How to help them handle relationships with the opposite sex:
Humans are sexual by nature, and we build attractions. Help your daughter understand the changes in her body and her sexual feelings. Find the correct information to help her become sexually educated. Of course, no mother, or parent for that matter, wants to think of their teen as sexual beings, but the truth is, they are curious, and it is a normal aspect of growth and development. We can stand there and forbid them against being sexual, and close the door on that topic; but then where do you think they will go to acquire knowledge about their curiosities? They will go to their friends, the internet, or just plan learn from trial and error. Would it not be better for them to feel they can talk to you? Especially about a topic as sensitive as sex. Abstinence should be the goal, but making sex a forbidden topic, only makes it a topic more intriguing to them. Why not prepare them with the knowledge about what they are feeling, how it is normal, and how you too went through those same feelings. Help them understand that they do not have to act on those urges because sex should never be something we as women are pressured into doing. Also, teach them about staying safe and what the consequences are if they choose to engage in sexual intimacy. Speak to them about date rape and other important sexual issues. What you want to create is an environment where your teen daughter is empowered by you as a mother, and that you nourish her mind so she can make the best decisions.

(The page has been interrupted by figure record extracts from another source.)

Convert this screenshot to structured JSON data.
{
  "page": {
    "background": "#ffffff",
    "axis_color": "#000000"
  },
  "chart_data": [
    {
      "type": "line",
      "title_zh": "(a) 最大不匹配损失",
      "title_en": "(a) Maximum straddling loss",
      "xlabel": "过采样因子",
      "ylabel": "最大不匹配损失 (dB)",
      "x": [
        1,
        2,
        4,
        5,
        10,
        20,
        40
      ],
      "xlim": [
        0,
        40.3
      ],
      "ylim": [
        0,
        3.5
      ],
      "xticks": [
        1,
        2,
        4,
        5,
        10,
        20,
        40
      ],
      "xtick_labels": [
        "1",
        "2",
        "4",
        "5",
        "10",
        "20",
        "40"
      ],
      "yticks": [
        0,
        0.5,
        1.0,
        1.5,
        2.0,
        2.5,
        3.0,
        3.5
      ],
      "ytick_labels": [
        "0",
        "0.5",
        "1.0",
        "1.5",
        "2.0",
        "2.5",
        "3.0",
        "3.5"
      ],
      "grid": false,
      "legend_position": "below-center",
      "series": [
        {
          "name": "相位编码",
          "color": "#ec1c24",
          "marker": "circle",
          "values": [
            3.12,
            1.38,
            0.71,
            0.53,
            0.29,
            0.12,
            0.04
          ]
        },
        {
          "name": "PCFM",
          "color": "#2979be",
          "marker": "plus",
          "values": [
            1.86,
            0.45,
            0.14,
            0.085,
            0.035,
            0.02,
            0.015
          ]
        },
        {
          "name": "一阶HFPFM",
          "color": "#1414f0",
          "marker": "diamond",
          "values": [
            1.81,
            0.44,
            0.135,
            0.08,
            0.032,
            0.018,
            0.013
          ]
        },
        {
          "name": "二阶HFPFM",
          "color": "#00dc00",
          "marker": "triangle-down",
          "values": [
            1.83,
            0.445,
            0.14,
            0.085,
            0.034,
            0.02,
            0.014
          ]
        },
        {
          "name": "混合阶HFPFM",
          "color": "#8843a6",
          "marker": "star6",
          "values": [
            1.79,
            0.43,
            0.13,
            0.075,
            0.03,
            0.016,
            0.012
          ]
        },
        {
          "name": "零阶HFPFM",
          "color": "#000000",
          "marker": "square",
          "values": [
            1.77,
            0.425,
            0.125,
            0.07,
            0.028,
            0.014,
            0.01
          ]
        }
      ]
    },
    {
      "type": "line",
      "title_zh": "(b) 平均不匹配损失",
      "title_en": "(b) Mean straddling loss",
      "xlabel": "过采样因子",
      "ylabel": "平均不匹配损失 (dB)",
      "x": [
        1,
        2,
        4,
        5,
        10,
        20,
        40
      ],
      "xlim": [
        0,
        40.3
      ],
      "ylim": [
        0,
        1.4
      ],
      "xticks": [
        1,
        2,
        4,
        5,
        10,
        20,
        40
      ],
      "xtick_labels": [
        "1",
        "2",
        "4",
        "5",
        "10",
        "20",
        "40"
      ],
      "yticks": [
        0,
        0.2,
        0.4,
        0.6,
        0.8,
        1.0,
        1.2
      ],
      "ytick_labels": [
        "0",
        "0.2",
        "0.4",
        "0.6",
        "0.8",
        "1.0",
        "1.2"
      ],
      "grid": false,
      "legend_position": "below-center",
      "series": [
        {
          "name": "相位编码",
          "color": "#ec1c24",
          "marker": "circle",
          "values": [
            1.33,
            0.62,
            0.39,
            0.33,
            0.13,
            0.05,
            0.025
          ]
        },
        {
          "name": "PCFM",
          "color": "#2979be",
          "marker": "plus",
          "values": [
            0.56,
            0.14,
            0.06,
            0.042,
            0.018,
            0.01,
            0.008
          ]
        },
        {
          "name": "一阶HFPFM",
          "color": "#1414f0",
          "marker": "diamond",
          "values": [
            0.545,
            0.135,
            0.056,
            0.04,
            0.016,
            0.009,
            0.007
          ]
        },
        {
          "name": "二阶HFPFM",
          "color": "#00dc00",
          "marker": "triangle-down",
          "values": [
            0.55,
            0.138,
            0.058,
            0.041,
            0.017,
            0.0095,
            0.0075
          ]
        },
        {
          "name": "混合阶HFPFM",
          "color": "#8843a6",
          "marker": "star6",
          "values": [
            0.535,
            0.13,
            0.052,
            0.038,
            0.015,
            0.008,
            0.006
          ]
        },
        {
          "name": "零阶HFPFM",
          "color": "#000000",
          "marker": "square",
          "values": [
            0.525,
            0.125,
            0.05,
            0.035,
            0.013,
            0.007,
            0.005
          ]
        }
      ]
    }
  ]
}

The bottom line is, we as mothers have to be the mentor for our teen daughters. To stifle the relationship behind dos and don’ts, and locking the door on open lines of communications, you are setting yourself up for a troubled teen. Think about this, the relationship you establish with your daughter will be what she models her relationship with her own children after. As a mother, we should be who they run to when the chips are down, and we should be the one’s they run to when the chips are up. We have to be their authority figure, but we do not have to be so rigid that it makes them fearful of us as parents. We do not want to develop a friendship with them, yet we want to let them know we do have things in common, maybe just on different levels. We should share in their trials and errors, and be there unconditionally by empowering them with all the knowledge we can; so that, they leave their teen years behind, emerging as a smart, strong, and independent woman.